2003-09-30 17:38:20

by Brett E.

[permalink] [raw]
Subject: 2.4.20 & 2.4.22 paging out when it shouldn't

We noticed that with linux kernel 2.4.20 and probably previous versions,
machines would at a certain time consistently go into paging overload
when we would coincidentially kill a few processes and start new ones.
The increased paging consistently coincides with the killing and
starting of processes at the same time every hour.

I am running sar, iostat and ps during the time that this happens and
what I see is sar showing pgpgout/s jump to 1000 or more for 30 seconds
with a corresponding increase in disk writing activity(iostat's
blk_writtn/s goes from about 15 to 5000) meanwhile the server is bogged
down, connections to the server time out and all hell breaks loose.

Also I see swap increasing. So I can only assume it's paging to disk.

Problem is there's around 500 megs of cache per top/sar info, we
shouldn't have to page.

So I added 500 megs of memory to give it a grand total of 1.5 gigs.
Same problem except the cache grew to 800 megs. So I did a swapoff -a.
Same problem except vmstat/sar show the swap is 0 yet sar reports high
pgpgout/s.

Next I upgraded to kernel version 2.4.22 and patched it with the latest
rmap(-rmap15k) patch, figuring this new VM would help. The cache became
a bit smaller.
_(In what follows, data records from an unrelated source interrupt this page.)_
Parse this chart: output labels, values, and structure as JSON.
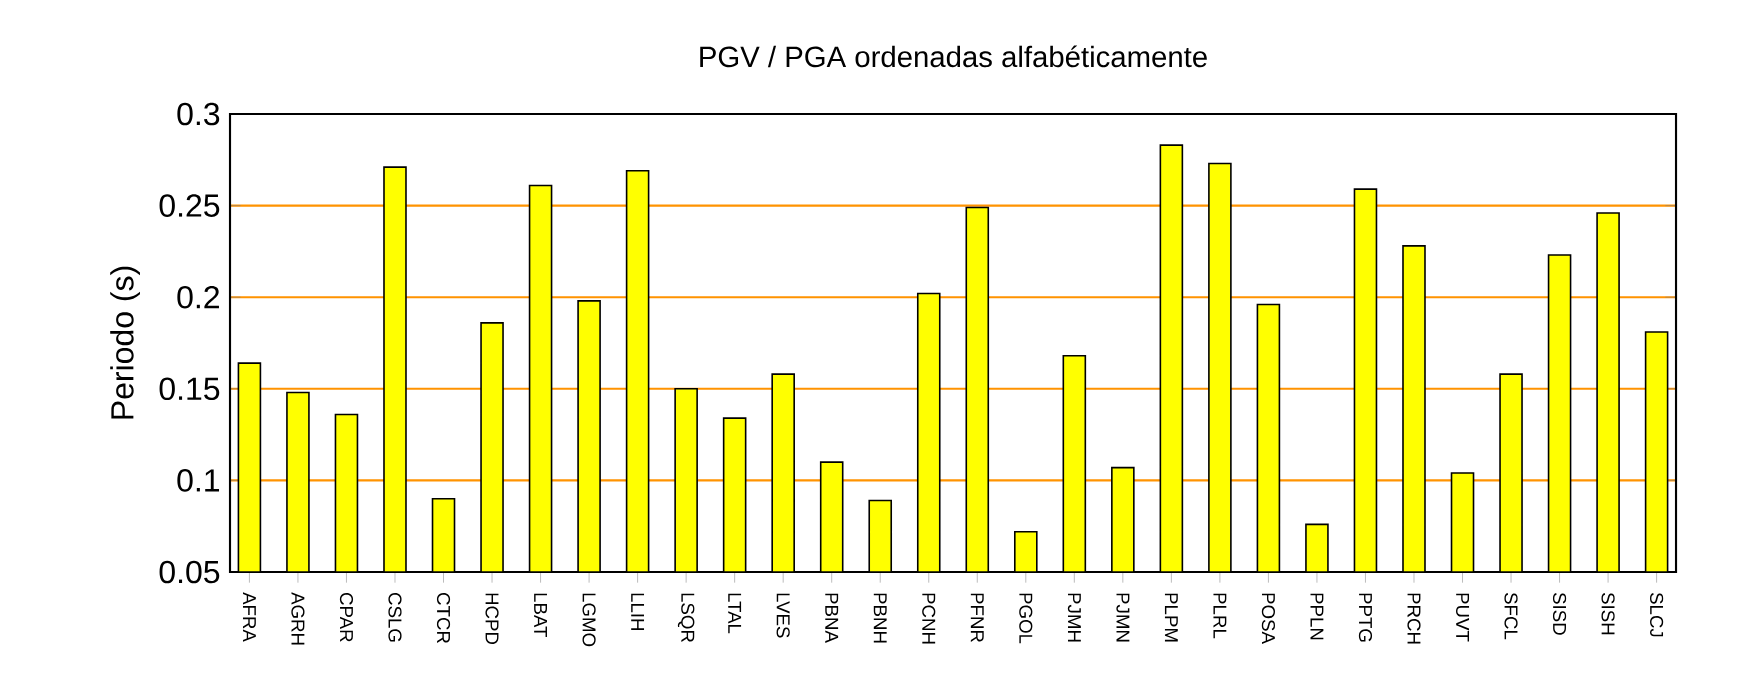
{
  "chart_data": {
    "type": "bar",
    "title": "PGV / PGA ordenadas alfabéticamente",
    "ylabel": "Periodo (s)",
    "categories": [
      "AFRA",
      "AGRH",
      "CPAR",
      "CSLG",
      "CTCR",
      "HCPD",
      "LBAT",
      "LGMO",
      "LLIH",
      "LSQR",
      "LTAL",
      "LVES",
      "PBNA",
      "PBNH",
      "PCNH",
      "PFNR",
      "PGOL",
      "PJMH",
      "PJMN",
      "PLPM",
      "PLRL",
      "POSA",
      "PPLN",
      "PPTG",
      "PRCH",
      "PUVT",
      "SFCL",
      "SISD",
      "SISH",
      "SLCJ"
    ],
    "values": [
      0.164,
      0.148,
      0.136,
      0.271,
      0.09,
      0.186,
      0.261,
      0.198,
      0.269,
      0.15,
      0.134,
      0.158,
      0.11,
      0.089,
      0.202,
      0.249,
      0.072,
      0.168,
      0.107,
      0.283,
      0.273,
      0.196,
      0.076,
      0.259,
      0.228,
      0.104,
      0.158,
      0.223,
      0.246,
      0.181
    ],
    "color": "#ffff00",
    "ylim": [
      0.05,
      0.3
    ],
    "yticks": [
      0.05,
      0.1,
      0.15,
      0.2,
      0.25,
      0.3
    ],
    "grid": "y"
  }
}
But it still paged out to disk.

I have gone over the linux-kernel mailing list archives and found others
who have run across a similar problem but there were no solid answers.

Someone recommended issuing this command as a workaround:

dd if=/dev/hda bs=8M count=$(awk '/MemTotal/ { printf "%d", $2/4096 }'
/proc/meminfo)

So I did that, kswapd took up 20-30% CPU, cache shot up. Then I killed
the process and the cache went down to 300 megs. So I figured I had
finally taken the disk cache down, freed up memory and it shouldn't
page. But it still paged.

Am I doing something wrong? It shouldn't page out to disk if I do
swapoff -a and have more than enough memory. Also, it should just kick
out the disk cache and use that for process pages instead of paging out
to disk, the disk cache isn't that valuable. It doesn't make sense so I
hope I'm doing something wrong. Any tips?

If anyone needs more information, please ask.


Thanks,

Brett